Gold was little changed near $1,410 an ounce on Monday but notched its biggest monthly gain since August as chaos in Libya and rising tensions across the Middle East prompted investors to buy the metal as a safe haven.
Despite its February gains, gold failed to test its record high set in December due to technical resistance, as financial markets had already factored in the geopolitical risk premium for gold, analysts said.
Unrest across the Middle East and North Africa, which unseated leaders in Tunisia and Egypt before spreading across Libya, Bahrain, Yemen and other countries, fueled a 5.5 percent rise in gold prices this month.
It requires some spreading of the political turmoil and an intensification in those other countries to see gold make much bigger gains, said Mitsubishi analyst Matthew Turner.
Turner said it will be difficult for gold to rise further after breaching $1,400 an ounce. Bullion set an all-time high of $1,430.95 an ounce on December 7.
Spot gold eased 0.2 percent to $1,406 an ounce at 2:40 p.m. EST (1940 GMT).
U.S. gold futures for April delivery settled up 60 cents at $1,409.90. Turnover for gold futures was 40 percent below its 30-day average, in line with recent lower-than-usual volume, preliminary Reuters data showed.
Foreign powers accelerated efforts to help oust Libyan leader Muammar Gaddafi on Monday as rebels fought government forces trying to take back strategic coastal cities on either side of the capital Tripoli.
Last week, gold posted its fourth consecutive weekly gain as the crisis in Libya and soaring oil prices stoked inflation worries.
Noncommercial net longs, or speculators' bullish position, rose 4 percent in the week up to February 22, Commodity Futures Trading Commission's latest trade data showed.
Silver gained 0.6 percent to $33.51 an ounce after rising for a fifth consecutive week last week. Prices have rallied 20 percent this month, their biggest one-month rise since May 2009.
The gold-silver ratio, which shows how many ounces of silver it takes to buy one ounce of gold, approached a 13-year low. Silver has risen amid limited supplies for near-term delivery and on prospects of rising demand for industrial metals as the economy recovers.
Hallgarten & Co, an investment research firm, said in a note that gold should benefit more as a safe haven than silver as investors focus on resurgent inflation and growing world tensions.
On charts, gold is still tracing out a large base to consolidate its recent move, and the metal is expected to hold in a range until it breaks above resistance near $1,425 an ounce, said Adam Sarhan, chief executive of Sarhan Capital.
DOLLAR DROP LIFTS GOLD
Gold was also supported by the U.S. dollar which fell to a 3-1/2 month low against major currencies and may extend losses on speculation Federal Reserve Chairman Ben Bernanke will continue to support stimulative policy when he testifies before the Senate Banking Committee on Tuesday.
A mixed bag of economic data failed to give bullion a clear direction.
U.S. consumer spending rose modestly in January, getting the year off to a soft start.
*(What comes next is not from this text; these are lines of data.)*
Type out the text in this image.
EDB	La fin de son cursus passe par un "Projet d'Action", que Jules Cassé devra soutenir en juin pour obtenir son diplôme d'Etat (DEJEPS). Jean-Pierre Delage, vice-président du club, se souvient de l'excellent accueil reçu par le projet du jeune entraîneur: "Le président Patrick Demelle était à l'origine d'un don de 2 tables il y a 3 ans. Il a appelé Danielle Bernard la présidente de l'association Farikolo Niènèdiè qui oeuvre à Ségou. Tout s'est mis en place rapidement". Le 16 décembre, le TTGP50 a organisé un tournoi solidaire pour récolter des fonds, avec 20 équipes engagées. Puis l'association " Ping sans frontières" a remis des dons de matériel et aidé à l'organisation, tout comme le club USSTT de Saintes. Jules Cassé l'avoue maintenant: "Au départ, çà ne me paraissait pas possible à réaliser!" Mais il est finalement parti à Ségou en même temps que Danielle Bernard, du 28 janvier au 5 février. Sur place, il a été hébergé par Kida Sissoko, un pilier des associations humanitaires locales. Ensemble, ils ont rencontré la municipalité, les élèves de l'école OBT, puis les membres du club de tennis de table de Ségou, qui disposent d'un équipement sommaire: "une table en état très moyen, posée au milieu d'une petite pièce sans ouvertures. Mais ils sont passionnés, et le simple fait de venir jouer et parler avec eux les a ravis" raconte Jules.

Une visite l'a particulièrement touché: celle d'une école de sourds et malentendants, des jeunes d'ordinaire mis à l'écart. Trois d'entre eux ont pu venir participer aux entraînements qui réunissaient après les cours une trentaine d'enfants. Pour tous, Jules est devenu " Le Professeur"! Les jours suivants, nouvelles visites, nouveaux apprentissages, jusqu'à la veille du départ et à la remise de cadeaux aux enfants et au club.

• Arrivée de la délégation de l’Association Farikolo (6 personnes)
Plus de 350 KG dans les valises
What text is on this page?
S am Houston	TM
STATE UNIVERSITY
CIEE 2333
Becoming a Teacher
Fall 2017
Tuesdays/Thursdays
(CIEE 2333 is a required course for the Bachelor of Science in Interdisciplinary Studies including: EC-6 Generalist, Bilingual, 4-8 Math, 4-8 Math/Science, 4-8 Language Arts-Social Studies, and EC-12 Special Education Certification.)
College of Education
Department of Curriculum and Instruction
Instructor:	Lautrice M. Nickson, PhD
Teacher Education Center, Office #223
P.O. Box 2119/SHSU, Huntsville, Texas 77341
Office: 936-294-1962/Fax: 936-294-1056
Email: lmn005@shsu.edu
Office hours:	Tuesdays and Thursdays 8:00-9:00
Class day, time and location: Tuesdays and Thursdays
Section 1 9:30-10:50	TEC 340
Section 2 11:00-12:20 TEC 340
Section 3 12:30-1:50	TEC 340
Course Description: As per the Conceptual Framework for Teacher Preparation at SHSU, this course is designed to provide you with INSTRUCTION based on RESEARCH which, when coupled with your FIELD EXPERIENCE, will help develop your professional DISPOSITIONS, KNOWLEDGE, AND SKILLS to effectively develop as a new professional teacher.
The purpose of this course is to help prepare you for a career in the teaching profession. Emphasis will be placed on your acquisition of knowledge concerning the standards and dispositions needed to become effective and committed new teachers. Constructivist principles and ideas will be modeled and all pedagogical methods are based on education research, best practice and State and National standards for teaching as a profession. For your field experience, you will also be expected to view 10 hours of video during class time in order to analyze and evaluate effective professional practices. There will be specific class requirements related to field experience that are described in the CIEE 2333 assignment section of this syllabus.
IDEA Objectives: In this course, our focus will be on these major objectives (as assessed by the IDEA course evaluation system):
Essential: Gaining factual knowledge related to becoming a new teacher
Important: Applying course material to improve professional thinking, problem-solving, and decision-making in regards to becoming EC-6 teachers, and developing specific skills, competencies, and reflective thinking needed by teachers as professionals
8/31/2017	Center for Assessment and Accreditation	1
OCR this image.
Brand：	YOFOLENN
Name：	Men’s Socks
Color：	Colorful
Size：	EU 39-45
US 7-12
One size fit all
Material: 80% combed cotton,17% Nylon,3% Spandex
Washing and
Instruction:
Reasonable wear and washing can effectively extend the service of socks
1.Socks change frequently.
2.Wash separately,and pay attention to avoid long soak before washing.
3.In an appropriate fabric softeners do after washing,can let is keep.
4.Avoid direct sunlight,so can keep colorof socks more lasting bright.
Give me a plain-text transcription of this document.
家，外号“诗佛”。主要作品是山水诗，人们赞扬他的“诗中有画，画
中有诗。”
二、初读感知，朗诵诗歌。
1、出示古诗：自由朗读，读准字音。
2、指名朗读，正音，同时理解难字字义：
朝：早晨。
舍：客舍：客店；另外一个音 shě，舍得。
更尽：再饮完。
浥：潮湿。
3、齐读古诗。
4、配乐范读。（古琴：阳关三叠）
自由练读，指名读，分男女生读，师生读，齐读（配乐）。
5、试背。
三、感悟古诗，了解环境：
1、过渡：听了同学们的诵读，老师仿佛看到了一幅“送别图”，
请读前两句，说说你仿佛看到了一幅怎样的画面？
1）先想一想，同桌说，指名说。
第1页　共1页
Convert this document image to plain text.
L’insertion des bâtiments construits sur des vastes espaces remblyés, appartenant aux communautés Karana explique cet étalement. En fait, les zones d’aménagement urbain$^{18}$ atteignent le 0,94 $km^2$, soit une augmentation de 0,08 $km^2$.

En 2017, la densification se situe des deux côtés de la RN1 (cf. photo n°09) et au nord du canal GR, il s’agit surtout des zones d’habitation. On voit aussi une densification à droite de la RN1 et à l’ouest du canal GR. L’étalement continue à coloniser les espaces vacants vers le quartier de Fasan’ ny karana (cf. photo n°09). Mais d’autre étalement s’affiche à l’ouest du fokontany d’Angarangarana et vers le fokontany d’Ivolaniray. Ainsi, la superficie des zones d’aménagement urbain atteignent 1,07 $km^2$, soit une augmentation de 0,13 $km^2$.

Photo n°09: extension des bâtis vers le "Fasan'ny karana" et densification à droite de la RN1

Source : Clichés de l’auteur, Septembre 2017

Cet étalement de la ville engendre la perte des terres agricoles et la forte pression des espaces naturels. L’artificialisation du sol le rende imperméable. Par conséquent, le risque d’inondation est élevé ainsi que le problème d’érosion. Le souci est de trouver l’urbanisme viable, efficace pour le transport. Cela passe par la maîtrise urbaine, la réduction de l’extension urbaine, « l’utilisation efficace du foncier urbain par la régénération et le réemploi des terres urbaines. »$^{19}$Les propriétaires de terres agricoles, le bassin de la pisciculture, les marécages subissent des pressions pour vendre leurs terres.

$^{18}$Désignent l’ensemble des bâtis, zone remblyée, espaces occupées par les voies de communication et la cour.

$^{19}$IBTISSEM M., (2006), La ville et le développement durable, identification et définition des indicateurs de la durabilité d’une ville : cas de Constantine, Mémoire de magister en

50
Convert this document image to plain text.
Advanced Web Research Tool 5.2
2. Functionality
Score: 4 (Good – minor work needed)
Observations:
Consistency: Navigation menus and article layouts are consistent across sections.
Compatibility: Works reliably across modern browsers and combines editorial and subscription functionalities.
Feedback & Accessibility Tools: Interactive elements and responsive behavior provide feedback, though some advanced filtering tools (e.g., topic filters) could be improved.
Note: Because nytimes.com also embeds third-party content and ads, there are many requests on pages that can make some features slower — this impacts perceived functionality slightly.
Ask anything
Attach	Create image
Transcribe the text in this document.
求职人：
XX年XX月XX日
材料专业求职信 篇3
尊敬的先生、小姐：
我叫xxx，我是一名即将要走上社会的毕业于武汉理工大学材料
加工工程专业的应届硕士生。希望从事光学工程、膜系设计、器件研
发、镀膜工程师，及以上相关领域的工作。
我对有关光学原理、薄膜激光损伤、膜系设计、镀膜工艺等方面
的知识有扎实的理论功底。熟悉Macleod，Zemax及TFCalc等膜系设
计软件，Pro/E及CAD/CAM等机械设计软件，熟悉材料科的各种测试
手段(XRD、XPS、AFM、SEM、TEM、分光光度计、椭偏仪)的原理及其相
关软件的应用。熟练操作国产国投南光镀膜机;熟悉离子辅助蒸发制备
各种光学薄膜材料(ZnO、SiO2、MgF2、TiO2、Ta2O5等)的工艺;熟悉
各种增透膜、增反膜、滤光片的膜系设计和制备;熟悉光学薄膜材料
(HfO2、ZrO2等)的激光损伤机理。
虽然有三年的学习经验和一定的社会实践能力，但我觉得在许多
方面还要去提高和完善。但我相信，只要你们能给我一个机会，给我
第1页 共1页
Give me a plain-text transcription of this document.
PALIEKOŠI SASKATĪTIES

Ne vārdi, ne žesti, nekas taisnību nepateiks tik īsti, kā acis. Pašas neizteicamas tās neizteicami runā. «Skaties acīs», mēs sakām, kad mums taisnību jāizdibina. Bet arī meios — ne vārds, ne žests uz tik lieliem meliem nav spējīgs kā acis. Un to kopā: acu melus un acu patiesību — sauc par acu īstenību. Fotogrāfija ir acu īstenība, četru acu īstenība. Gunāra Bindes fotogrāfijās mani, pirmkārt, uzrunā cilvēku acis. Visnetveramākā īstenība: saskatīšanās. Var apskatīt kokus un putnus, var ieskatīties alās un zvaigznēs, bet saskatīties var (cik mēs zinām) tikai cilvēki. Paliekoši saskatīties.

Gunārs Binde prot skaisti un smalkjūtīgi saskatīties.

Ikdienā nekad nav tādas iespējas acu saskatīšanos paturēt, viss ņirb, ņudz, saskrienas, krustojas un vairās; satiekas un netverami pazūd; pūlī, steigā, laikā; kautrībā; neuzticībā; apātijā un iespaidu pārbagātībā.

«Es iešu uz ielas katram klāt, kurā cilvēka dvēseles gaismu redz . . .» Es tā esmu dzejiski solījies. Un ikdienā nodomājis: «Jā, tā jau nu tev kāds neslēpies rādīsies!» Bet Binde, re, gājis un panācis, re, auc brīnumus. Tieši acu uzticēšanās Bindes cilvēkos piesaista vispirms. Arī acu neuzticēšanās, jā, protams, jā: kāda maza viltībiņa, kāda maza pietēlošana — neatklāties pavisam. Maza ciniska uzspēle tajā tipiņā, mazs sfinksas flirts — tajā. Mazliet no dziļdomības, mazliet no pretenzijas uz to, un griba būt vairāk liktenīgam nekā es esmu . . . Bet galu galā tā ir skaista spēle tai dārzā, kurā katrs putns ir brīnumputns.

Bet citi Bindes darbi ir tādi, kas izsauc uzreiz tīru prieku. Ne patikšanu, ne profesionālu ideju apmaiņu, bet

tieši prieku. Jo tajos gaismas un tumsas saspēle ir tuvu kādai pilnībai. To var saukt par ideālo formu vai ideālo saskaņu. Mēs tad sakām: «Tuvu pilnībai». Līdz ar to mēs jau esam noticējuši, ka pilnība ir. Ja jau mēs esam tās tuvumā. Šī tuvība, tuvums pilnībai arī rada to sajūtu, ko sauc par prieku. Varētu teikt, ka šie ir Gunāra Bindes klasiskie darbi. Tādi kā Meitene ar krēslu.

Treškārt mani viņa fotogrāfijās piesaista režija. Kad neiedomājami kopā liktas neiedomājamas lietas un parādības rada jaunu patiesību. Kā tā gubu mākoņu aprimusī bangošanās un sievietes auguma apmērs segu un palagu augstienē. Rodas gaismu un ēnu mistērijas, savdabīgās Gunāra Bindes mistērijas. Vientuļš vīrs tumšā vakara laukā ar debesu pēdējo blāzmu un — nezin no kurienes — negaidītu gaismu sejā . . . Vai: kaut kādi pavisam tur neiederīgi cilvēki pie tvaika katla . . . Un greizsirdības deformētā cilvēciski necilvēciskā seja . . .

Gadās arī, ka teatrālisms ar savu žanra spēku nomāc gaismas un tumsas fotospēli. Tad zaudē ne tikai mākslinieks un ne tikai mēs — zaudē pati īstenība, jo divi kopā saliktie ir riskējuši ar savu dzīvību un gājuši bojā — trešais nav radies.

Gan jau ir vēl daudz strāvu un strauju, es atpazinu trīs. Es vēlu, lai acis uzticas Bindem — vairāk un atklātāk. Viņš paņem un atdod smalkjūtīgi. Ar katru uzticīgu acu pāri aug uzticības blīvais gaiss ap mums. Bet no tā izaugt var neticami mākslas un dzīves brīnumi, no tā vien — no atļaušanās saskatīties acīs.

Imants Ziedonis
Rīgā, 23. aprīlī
Other data painted a bullish picture of the manufacturing sector, which should help the economy weather rising oil prices.
Markets are still wary of inflation as oil prices remained elevated after hitting 2-1/2 year highs last week on the back of tensions across the Arab world.
Among other precious metals, platinum edged down 50 cents to $1,802.99 an ounce and palladium gained 1.1 percent to $794.22.